Seharusnya Cerrys senang karena Vante yang marah sampai tidak mau bertemu dengannya.
Sudah seminggu ini, Vante tidak menemui dirinya. Ia juga sudah resmi mengundurkan diri.
Kabar dirinya yang mendadak ingin mengundurkan diri padahal posisi yang ia dapatkan sangat bagus membuat seisi kantor membicarakan dirinya. Cerrys tahu tentang hal itu dari satu temannya yang masih bekerja. Beberapa kali temannya itu mengabari dirinya tentang Vante dan juga Suga.
Suga sudah beberapa kali menggedor pintunya. Mencoba menekan pasword apartemennya namun itu tidak akan memberikan hasil. Sebab Cerrys kini sudah mengganti paswordnya. Bahkan meminta pihak apartemen untuk tidak memberikan akses pada dua temannya itu apapun alasannya.
Cerrys kini lebih sering menyendiri di kamar atau sekedar duduk santai di balkon kamarnya jika siang hari. Ia akan menutup sleuruh akses masuk apartemennya jika sudah mulai jam pulang kantor.
Ia mengandalkan uang tabungannya untuk beberapa hari ini sebelum dirinya menemukan hunian yang baru dan mencari pekerjaan yang baru.

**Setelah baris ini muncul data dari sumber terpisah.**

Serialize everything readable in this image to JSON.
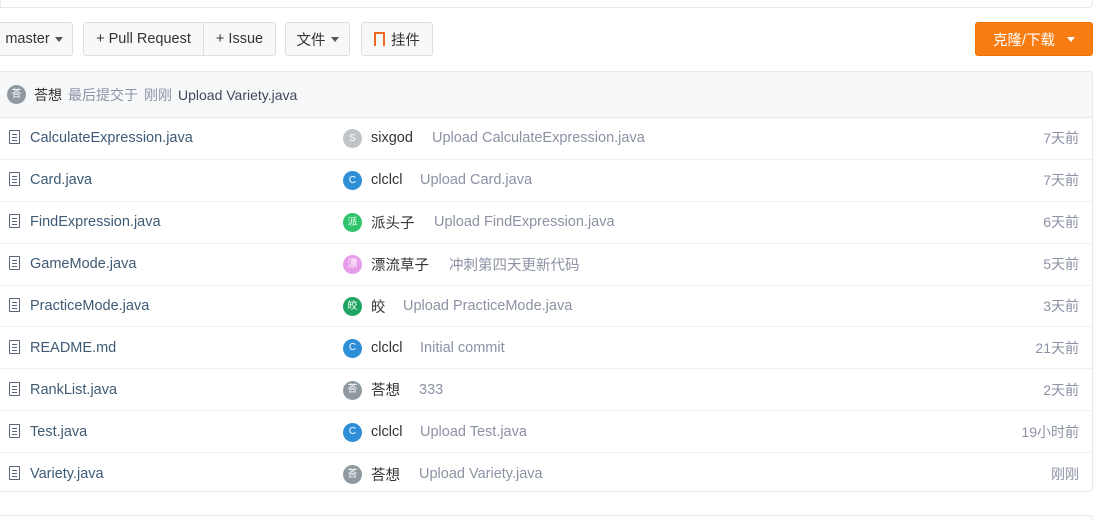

Ingin menjauh dari kehidupannya yang sekarang sebab tidak mau membuat orang lain terlibat dalam masalah.
Malam ini, Cerrys tengah duduk di kursi samping jendela balkon dengan laptop yang ia pangku. Menatap city light yang selalu membuat dirinya lebih tenang. Laptop itu memutarkan sebuah musik yang beberapa waktu ini ia sukai.
Cerrys menghembuskan napasnya. Mencoba untuk menerima semuanya. Ia akan mencoba melakukan yang terbaik untuk dirinya. Jadi, saat ponselnya bergetar dan menemukan sebuah pesan yang mengabari ada sebuah hunian nyaman di sebuah kota yang jauh dari tempatnya sekarang membuat ia tersenyum.
Setidaknya ia bisa cepat pergi dari sini. Ingin cepat melupakan semua yang pernah ia lakukan dan alami di sini.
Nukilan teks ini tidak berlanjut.